Algeria’s state-run oil firm Sonatrach signed a swap agreement with oil-trading Vitol Group to exchange crude for refined products that will cut back the country’s large fuel bill.
Algeria’s state-run oil firm Sonatrach signed a swap agreement with oil-trading Vitol Group to exchange crude for refined products that will cut back the country’s large fuel bill.
Sonatrach selected Vitol, the world’s largest independent oil trader, from among five companies that participated in a tender to ship its crude outside the country and have it sent back as refined fuel, chief executive officer Abdelmoumen Ould Kaddour said in Algiers, according to Bloomberg.
“We don’t want to continue to import $2 billion of fuel per year,” Ould Kaddour said.

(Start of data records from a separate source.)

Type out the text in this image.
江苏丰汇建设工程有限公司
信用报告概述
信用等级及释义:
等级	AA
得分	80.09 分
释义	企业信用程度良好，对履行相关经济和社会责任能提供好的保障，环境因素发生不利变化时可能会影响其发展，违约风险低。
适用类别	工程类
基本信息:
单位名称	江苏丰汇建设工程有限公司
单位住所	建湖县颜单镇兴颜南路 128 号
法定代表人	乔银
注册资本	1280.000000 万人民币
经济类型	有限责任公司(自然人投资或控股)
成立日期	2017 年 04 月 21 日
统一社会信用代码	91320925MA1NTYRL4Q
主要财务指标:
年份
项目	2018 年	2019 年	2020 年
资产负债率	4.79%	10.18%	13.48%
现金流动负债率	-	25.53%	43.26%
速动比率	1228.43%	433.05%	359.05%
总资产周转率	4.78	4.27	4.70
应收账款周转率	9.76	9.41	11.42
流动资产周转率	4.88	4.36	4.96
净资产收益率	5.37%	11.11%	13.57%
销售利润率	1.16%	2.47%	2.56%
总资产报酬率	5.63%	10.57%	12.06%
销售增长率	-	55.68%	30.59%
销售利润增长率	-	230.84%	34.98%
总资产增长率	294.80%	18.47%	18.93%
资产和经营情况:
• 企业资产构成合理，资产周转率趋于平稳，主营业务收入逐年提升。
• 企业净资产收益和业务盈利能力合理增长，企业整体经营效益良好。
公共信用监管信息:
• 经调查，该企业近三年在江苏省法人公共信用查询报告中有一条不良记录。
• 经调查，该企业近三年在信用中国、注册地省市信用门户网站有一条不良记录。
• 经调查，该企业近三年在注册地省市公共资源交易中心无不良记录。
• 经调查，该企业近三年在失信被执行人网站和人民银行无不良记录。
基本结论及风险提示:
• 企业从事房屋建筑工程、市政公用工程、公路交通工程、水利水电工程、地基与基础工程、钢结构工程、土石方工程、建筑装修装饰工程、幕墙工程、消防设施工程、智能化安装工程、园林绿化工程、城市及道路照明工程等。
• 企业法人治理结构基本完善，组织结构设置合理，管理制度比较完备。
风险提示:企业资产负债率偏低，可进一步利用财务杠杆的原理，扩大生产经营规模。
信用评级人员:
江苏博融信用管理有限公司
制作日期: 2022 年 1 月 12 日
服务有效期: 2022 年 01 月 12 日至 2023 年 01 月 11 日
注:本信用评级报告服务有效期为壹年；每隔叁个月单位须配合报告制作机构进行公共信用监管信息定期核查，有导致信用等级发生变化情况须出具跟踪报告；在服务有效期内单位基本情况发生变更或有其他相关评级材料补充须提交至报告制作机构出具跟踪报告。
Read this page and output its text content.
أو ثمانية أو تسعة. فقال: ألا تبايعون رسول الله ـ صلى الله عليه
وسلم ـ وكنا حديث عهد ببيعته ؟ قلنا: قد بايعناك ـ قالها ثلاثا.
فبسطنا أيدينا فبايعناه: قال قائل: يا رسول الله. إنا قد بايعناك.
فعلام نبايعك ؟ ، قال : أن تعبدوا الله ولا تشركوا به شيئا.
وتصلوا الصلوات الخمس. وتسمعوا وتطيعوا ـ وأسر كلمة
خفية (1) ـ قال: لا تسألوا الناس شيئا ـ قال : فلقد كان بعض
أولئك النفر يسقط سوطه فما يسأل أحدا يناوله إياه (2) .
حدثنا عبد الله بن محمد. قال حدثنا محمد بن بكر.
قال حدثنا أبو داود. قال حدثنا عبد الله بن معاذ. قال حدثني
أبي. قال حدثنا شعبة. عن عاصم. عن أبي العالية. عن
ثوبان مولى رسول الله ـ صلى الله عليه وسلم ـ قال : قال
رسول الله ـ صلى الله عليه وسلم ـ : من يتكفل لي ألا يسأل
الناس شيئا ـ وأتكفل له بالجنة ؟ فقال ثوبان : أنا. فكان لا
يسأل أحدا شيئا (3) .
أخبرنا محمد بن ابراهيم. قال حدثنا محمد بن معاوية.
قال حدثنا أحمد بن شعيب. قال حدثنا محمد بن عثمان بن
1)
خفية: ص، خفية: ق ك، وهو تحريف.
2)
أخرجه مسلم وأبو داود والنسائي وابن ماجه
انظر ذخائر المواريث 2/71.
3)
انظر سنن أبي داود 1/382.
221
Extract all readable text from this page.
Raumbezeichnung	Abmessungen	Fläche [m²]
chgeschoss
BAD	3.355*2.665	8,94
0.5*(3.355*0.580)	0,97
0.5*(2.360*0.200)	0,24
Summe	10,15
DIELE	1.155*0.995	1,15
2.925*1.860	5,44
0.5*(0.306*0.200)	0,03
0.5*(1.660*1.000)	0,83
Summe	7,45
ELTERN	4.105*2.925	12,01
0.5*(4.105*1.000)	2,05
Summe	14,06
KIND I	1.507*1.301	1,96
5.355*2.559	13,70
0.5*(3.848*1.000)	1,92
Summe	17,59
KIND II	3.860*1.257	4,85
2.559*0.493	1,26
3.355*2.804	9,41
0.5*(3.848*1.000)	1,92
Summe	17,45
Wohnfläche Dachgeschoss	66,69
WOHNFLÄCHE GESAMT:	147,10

Sonatrach, Algeria’s only domestic oil producer, produced about 1 million bpd of crude in December, according to the Reuters OPEC survey.
Separately, the North African country is also looking to buy a stake in a refinery overseas, Kaddour said, without giving more details.
The North African country, which needs to meet surging domestic fuel demand, paid $800 million for fuel imports in 2016 but that more than tripled in 2017 to a record $2.5 billion because of refining problems, according to a Sonatrach source quoted by Reuters.
Kaddour said Sonatrach would pay processing costs before bringing refined fuel back to Algeria.